Svelte force rerender

To see what’s happening we can log the todos array from the checkAllTodos() function to the console.

  1. Update your existing checkAllTodos() function to the following:
  2. Go back to your browser, open your DevTools console, and click Check All/Uncheck All a few times.

You’ll notice that the array is successfully updated every time you press the button (the todo objects’ completed properties are toggled between true and false), but Svelte is not aware of that. This also means that in this case, a reactive statement like $: console.log(‘todos’, todos) won’t be very useful.

To find out why this is happening, we need to understand how reactivity works in Svelte when updating arrays and objects.

Many web frameworks use the virtual DOM technique to update the page. Basically, the virtual DOM is an in-memory copy of the contents of the web page. The framework updates this virtual representation, which is then synced with the “real” DOM. This is much faster than directly updating the DOM and allows the framework to apply many optimization techniques.

These frameworks, by default, basically re-run all our JavaScript on every change against this virtual DOM, and apply different methods to cache expensive calculations and optimize execution. They make little to no attempt to understand what our JavaScript code is doing.

Read more: Eunuchworld

Svelte doesn’t use a virtual DOM representation. Instead, it parses and analyzes our code, creates a dependency tree, and then generates the required JavaScript to update only the parts of the DOM that need to be updated. This approach usually generates optimal JavaScript code with minimal overhead, but it also has its limitations.

Sometimes Svelte cannot detect changes to variables being watched. Remember that to tell Svelte that a variable has changed, you have to assign it a new value. A simple rule to keep in mind is that The name of the updated variable must appear on the left-hand side of the assignment.

For example, in the following piece of code:

Svelte won’t update references to, unless you follow it up with obj = obj. That’s because Svelte can’t track object references, so we have to explicitly tell it that obj has changed by issuing an assignment.

In our checkAllTodos() function, when we run:

Read more: Enumerate vs range len python

Svelte will not mark todos as changed because it does not know that when we update our t variable inside the forEach() method, we are also modifying the todos array. And that makes sense, because otherwise Svelte would be aware of the inner workings of the forEach() method; the same would therefore be true for any method attached to any object or array.

Nevertheless, there are different techniques that we can apply to solve this problem, and all of them involve assigning a new value to the variable being watched.

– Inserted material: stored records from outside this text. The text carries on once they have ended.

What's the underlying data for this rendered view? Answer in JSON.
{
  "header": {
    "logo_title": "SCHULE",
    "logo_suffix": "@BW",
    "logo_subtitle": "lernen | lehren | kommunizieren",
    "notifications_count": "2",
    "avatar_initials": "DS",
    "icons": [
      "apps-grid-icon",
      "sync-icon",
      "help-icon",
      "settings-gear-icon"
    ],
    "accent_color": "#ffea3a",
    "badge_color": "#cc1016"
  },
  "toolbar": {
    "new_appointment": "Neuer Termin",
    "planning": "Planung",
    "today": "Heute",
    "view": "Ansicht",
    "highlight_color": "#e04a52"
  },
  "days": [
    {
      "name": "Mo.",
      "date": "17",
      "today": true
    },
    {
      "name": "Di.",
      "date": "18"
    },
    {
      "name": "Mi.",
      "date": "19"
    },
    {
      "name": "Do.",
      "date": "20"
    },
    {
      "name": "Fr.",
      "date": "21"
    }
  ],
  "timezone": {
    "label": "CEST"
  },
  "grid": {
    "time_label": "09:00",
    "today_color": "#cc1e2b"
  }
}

As we already saw, we could just tell Svelte to update the variable with a self-assignment, like this:

This will solve the problem. Internally Svelte will flag todos as changed and remove the apparently redundant self-assignment. Apart from the fact that it looks weird, it’s perfectly OK to use this technique, and sometimes it’s the most concise way to do it.

We could also access the todos array by index, like this:

Read more: System net requestexception name or service not known

Assignments to properties of arrays and objects — e.g. += 1 or array[i] = x — work the same way as assignments to the values themselves. When Svelte analyzes this code, it can detect that the todos array is being modified.

Another solution is to assign a new array to todos containing a copy of all the to-dos with the completed property updated accordingly, like this:

In this case we are using the map() method, which returns a new array with the results of executing the provided function for each item. The function returns a copy of each to-do using spread syntax and overwrites the property of the completed value accordingly. This solution has the added benefit of returning a new array with new objects, completely avoiding mutating the original todos array.

All of these solutions involve an assignment in which the updated variable is on the left side of the equation. Any of this techniques will allow Svelte to notice that our todos array has been modified.

Choose one, and update your checkAllTodos() function as required. Now you should be able to check and uncheck all your to-dos at once. Try it!